Le COMICI (le Comité Miss Côte d’Ivoire), de son côté, a annoncé qu’il mènerait des investigations internes pour « mieux cerner les faits imputables ».
Démission : Yacé renonce à son titre continental
Quelques jours seulement après la fin du concours, Olivia Yacé a annoncé sa démission du titre de Miss Universe Africa & Océanie. Dans une déclaration publique, elle a souligné que sa décision était motivée par le désir de rester « fidèle à ses valeurs : respect, dignité, excellence et égalité des chances ».
Elle a également précisé qu’elle mettait fin à toute affiliation future avec l’Organisation Miss Universe (MUO).
Le COMICI a confirmé cette décision dans un communiqué, évoquant des « convenances personnelles » et annonçant que Yacé rendrait officiellement son insigne continentale.
Le scandale : le visa selon Raúl Rocha
Dans une interview très commentée avec la journaliste Adela Micha, Raúl Rocha , président de l’organisation Miss Universe , a affirmé que l’un des obstacles majeurs à une victoire d’Olivia Yacé résidait dans son profil migratoire.
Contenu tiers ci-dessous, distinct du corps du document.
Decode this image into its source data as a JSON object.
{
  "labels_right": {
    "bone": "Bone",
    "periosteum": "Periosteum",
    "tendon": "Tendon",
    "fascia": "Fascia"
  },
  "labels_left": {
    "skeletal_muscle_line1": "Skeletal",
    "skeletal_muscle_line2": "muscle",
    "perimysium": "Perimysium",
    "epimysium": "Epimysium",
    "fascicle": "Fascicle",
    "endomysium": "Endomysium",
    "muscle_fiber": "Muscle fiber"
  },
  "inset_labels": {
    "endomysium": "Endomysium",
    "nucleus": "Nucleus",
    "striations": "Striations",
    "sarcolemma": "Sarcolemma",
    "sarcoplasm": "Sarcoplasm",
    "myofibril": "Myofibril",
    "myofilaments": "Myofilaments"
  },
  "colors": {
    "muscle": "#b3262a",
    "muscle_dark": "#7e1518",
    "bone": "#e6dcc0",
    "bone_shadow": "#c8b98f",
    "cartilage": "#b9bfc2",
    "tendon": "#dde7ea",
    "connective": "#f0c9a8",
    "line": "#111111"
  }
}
Selon lui, la Miss Côte d’Ivoire aurait dû obtenir des visas pour 175 pays, une contrainte considérable pour une reine de beauté dont le mandat exige de nombreux déplacements internationaux.
Rocha a déclaré : « 175 pays lui demandent un visa … ça va être la Miss Universe qui passe tout l’année dans un appartement »
Il a expliqué que certains de ces visas nécessitent des procédures très longues, parfois jusqu’à six mois à l’avance, avec des coûts élevés, ce qui rendait la logistique difficile pour une Miss Universe dont le rôle est essentiellement international.
Accusations de favoritisme et échos sur le web
À l’origine de cette crise : des accusations persistantes de manipulation des votes et de favoritisme. Plusieurs médias soulignent que certains fans et experts jugeaient Olivia Yacé comme la véritable gagnante, estimant que l’organisation ne lui aurait pas accordé la place qu’elle méritait. La tension a été exacerbée par des déclarations virales sur les réseaux, où l’on évoque un manque de transparence : certains prétendent que des juges ont démissionné en dénonçant un favoritisme en faveur de Fátima Bosch.
Un message fort de la candidate ivoirienne
Dans sa lettre d’adieu, Yacé a non seulement exprimé sa gratitude à ses supporters, mais aussi son désir de rester un modèle d’inspiration. Elle appelle les communautés noires, africaines, caribéennes, afro-descendantes à continuer à « entrer dans des espaces où l’on ne vous attend pas », et à ne laisser personne « définir qui nous sommes ou limiter notre potentiel ».
Le retrait d’Olivia Yacé s’ajoute à une série de remous autour de l’édition 2025 : entre accusations de favoritisme, démissions de personnalités liées au concours et critiques sur la gouvernance de l’organisation, cette année marque un moment de crise pour Miss Univers.